Millennials often get a bum rap for moving back in with their parents, either after college or in their early 30s. But living with Mom and Dad could help set you up for a better financial future if you handle your money right.

If you’re thinking, “Live with my parents? No thanks!” you probably shouldn’t dismiss the idea. Being under the same roof with your family can be a smart money move — if you can save money that would otherwise go to rent or living on your own.

Do what you want when you’re out, but respect the house rules when you’re home.


    Don’t just move back in with your parents because you don’t know what you want to do next. Have a plan for how long you’ll stay and what needs to happen before you leave.

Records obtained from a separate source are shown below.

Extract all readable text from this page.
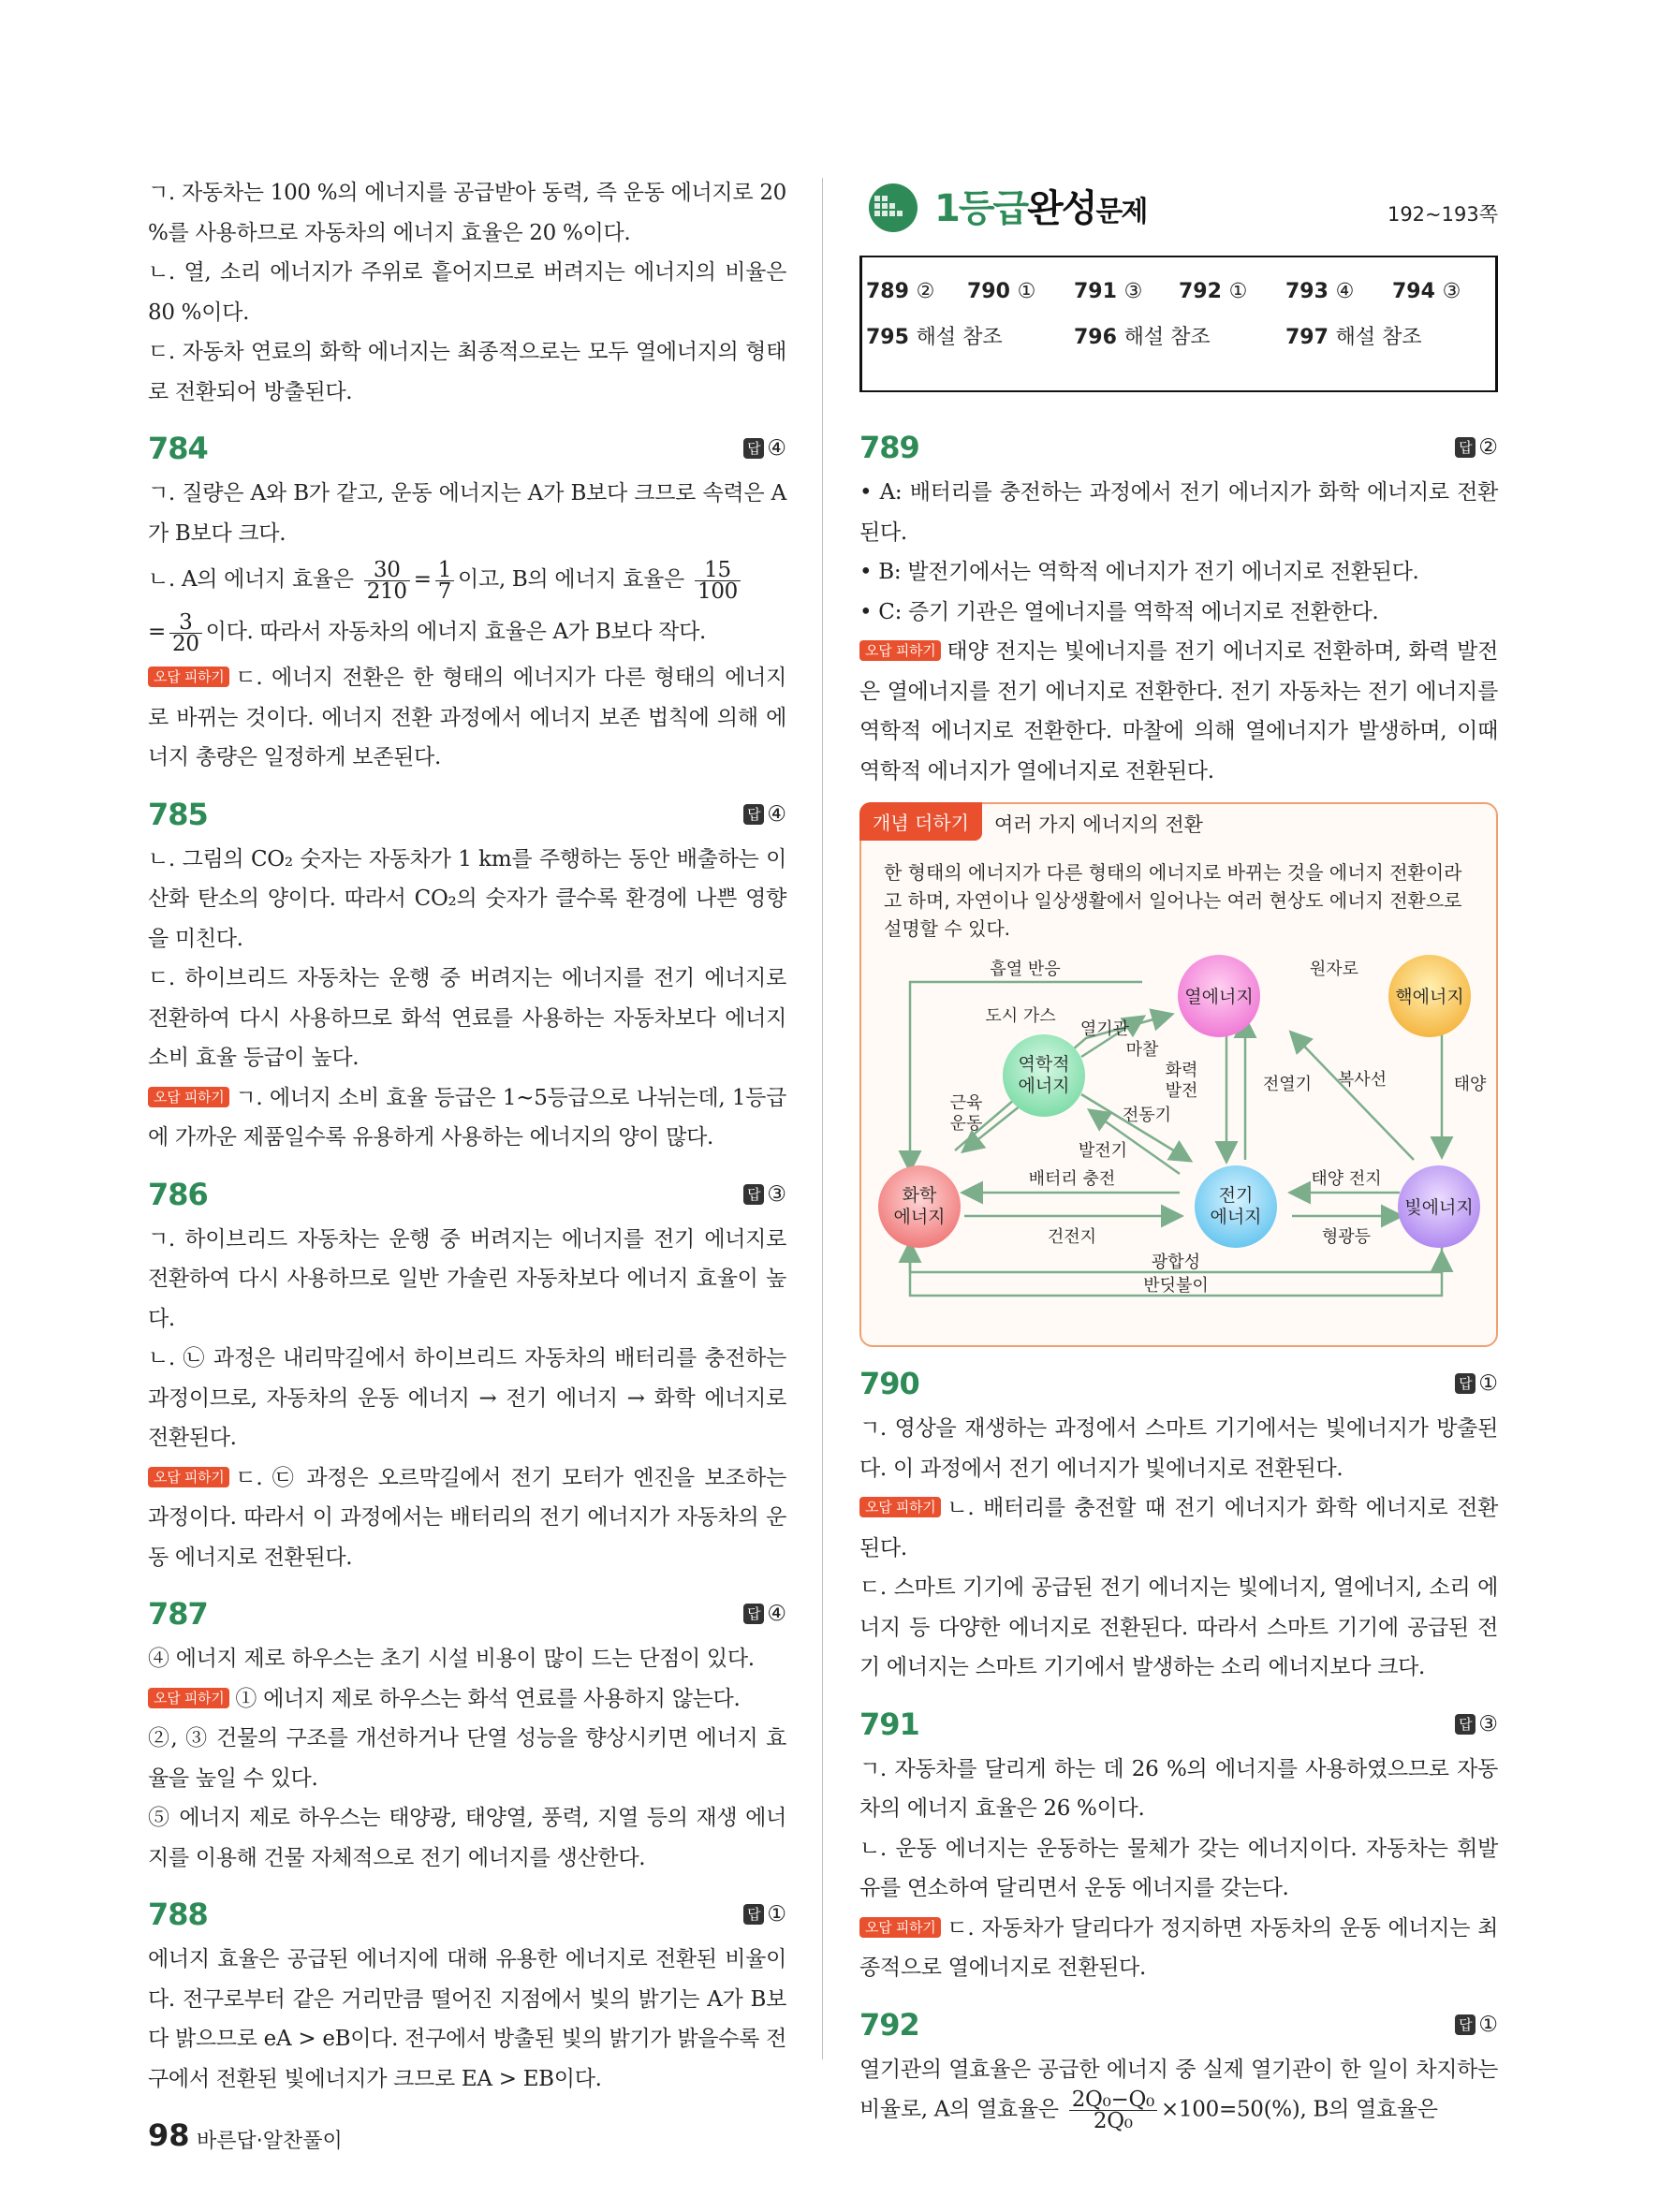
ㄱ. 자동차는 100 %의 에너지를 공급받아 동력, 즉 운동 에너지로 20 %를 사용하므로 자동차의 에너지 효율은 20 %이다.

ㄴ. 열, 소리 에너지가 주위로 흩어지므로 버려지는 에너지의 비율은 80 %이다.

ㄷ. 자동차 연료의 화학 에너지는 최종적으로는 모두 열에너지의 형태로 전환되어 방출된다.

784	답 ④

ㄱ. 질량은 A와 B가 같고, 운동 에너지는 A가 B보다 크므로 속력은 A가 B보다 크다.

ㄴ. A의 에너지 효율은 $\frac{30}{210} = \frac{1}{7}$ 이고, B의 에너지 효율은 $\frac{15}{100}$

= $\frac{3}{20}$ 이다. 따라서 자동차의 에너지 효율은 A가 B보다 작다.

오답 피하기 ㄷ. 에너지 전환은 한 형태의 에너지가 다른 형태의 에너지로 바뀌는 것이다. 에너지 전환 과정에서 에너지 보존 법칙에 의해 에너지 총량은 일정하게 보존된다.

785	답 ④

ㄴ. 그림의 CO₂ 숫자는 자동차가 1 km를 주행하는 동안 배출하는 이산화 탄소의 양이다. 따라서 CO₂의 숫자가 클수록 환경에 나쁜 영향을 미친다.

ㄷ. 하이브리드 자동차는 운행 중 버려지는 에너지를 전기 에너지로 전환하여 다시 사용하므로 화석 연료를 사용하는 자동차보다 에너지 소비 효율 등급이 높다.

오답 피하기 ㄱ. 에너지 소비 효율 등급은 1~5등급으로 나뉘는데, 1등급에 가까운 제품일수록 유용하게 사용하는 에너지의 양이 많다.

786	답 ③

ㄱ. 하이브리드 자동차는 운행 중 버려지는 에너지를 전기 에너지로 전환하여 다시 사용하므로 일반 가솔린 자동차보다 에너지 효율이 높다.

ㄴ. ㉡ 과정은 내리막길에서 하이브리드 자동차의 배터리를 충전하는 과정이므로, 자동차의 운동 에너지 → 전기 에너지 → 화학 에너지로 전환된다.

오답 피하기 ㄷ. ㉢ 과정은 오르막길에서 전기 모터가 엔진을 보조하는 과정이다. 따라서 이 과정에서는 배터리의 전기 에너지가 자동차의 운동 에너지로 전환된다.

787	답 ④

④ 에너지 제로 하우스는 초기 시설 비용이 많이 드는 단점이 있다.

오답 피하기 ① 에너지 제로 하우스는 화석 연료를 사용하지 않는다.

②, ③ 건물의 구조를 개선하거나 단열 성능을 향상시키면 에너지 효율을 높일 수 있다.

⑤ 에너지 제로 하우스는 태양광, 태양열, 풍력, 지열 등의 재생 에너지를 이용해 건물 자체적으로 전기 에너지를 생산한다.

788	답 ①

에너지 효율은 공급된 에너지에 대해 유용한 에너지로 전환된 비율이다. 전구로부터 같은 거리만큼 떨어진 지점에서 빛의 밝기는 A가 B보다 밝으므로 eA > eB이다. 전구에서 방출된 빛의 밝기가 밝을수록 전구에서 전환된 빛에너지가 크므로 EA > EB이다.

1등급완성문제	192~193쪽
789 ② 790 ① 791 ③ 792 ① 793 ④ 794 ③
795 해설 참조	796 해설 참조	797 해설 참조
789	답 ②

• A: 배터리를 충전하는 과정에서 전기 에너지가 화학 에너지로 전환된다.

• B: 발전기에서는 역학적 에너지가 전기 에너지로 전환된다.

• C: 증기 기관은 열에너지를 역학적 에너지로 전환한다.

오답 피하기 태양 전지는 빛에너지를 전기 에너지로 전환하며, 화력 발전은 열에너지를 전기 에너지로 전환한다. 전기 자동차는 전기 에너지를 역학적 에너지로 전환한다. 마찰에 의해 열에너지가 발생하며, 이때 역학적 에너지가 열에너지로 전환된다.

개념 더하기	여러 가지 에너지의 전환
한 형태의 에너지가 다른 형태의 에너지로 바뀌는 것을 에너지 전환이라고 하며, 자연이나 일상생활에서 일어나는 여러 현상도 에너지 전환으로 설명할 수 있다.
열에너지	핵에너지
역학적
에너지
화학
에너지
전기
에너지	빛에너지
흡열 반응	원자로
도시 가스
열기관
마찰
화력
발전	전열기
근육
운동	전동기
발전기
복사선	태양
배터리 충전
건전지
태양 전지
형광등
광합성
반딧불이
790	답 ①

ㄱ. 영상을 재생하는 과정에서 스마트 기기에서는 빛에너지가 방출된다. 이 과정에서 전기 에너지가 빛에너지로 전환된다.

오답 피하기 ㄴ. 배터리를 충전할 때 전기 에너지가 화학 에너지로 전환된다.

ㄷ. 스마트 기기에 공급된 전기 에너지는 빛에너지, 열에너지, 소리 에너지 등 다양한 에너지로 전환된다. 따라서 스마트 기기에 공급된 전기 에너지는 스마트 기기에서 발생하는 소리 에너지보다 크다.

791	답 ③

ㄱ. 자동차를 달리게 하는 데 26 %의 에너지를 사용하였으므로 자동차의 에너지 효율은 26 %이다.

ㄴ. 운동 에너지는 운동하는 물체가 갖는 에너지이다. 자동차는 휘발유를 연소하여 달리면서 운동 에너지를 갖는다.

오답 피하기 ㄷ. 자동차가 달리다가 정지하면 자동차의 운동 에너지는 최종적으로 열에너지로 전환된다.

792	답 ①

열기관의 열효율은 공급한 에너지 중 실제 열기관이 한 일이 차지하는 비율로, A의 열효율은 $\frac{\text{2Q₀−Q₀}}{\text{2Q₀}} \times 100=50(\%)$, B의 열효율은

98 바른답·알찬풀이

    • Set financial goals. You’re moving in to save money? How much do you need? Perhaps you’re trying to get ahead on rent. In that case, you want to have a well-defined number that includes rent for several months, a security deposit (often 1 or 2 months’ rent), and some money saved for your essential expenses (food bill, cell phone, etc.) so that you don’t come knocking again should the bottom fall out of your plan.

    • Timeframe is important. Have a deadline for when you plan to officially move out, as well as contingency plans in place should you fall behind schedule. While your parents may not want to admit it, they may have an invisible calendar in mind and a date when they, too, can resume life once you leave.


    If you’ve spent time away from your parents, you may have experienced the freedom that comes from living on your own. Now that you’re home, you have to live according to their rules and expectations.

    Take initiative and offer to contribute to the household. That might include financial contributions for groceries. Or your parents may simply appreciate you doing the dishes, laundry, mowing the grass or cleaning around the house.


    Depending on your previous lifestyle, you may have accumulated habits and possessions that wouldn’t be wise to bring into your parents’ home.

    While you may want to hang on to things that hold sentimental value or that provide value to your life, consider liquidating — or storing — the “extras.” For instance, do you have a large or unusual collection of some sort that would take up a lot of space? Put those items in storage for a while.


    Part of moving back in with your parents the right way involves being considerate of their rules and preferences. Just because you’re older doesn’t mean you can flaunt the rules as a way of asserting your path to adulthood.

    Do what you want when you're out, but respect the house rules when you're home. That goes for having friends over, dating, use of their car, and more.


    Depending on your arrangement, it may be a good idea to have monthly or weekly meetings about your progress. These can be just a quick check-in or more elaborate brainstorming.

    Either way, the conversations can help. Most parents don’t want to be kept in the dark about how you’re doing financially or how you’re faring on the job-hunting front.

    Since you’ll likely have no rent or cheaper rent, plus the support of your parents, it’s worth communicating openly and getting on the road to independence as quickly as possible.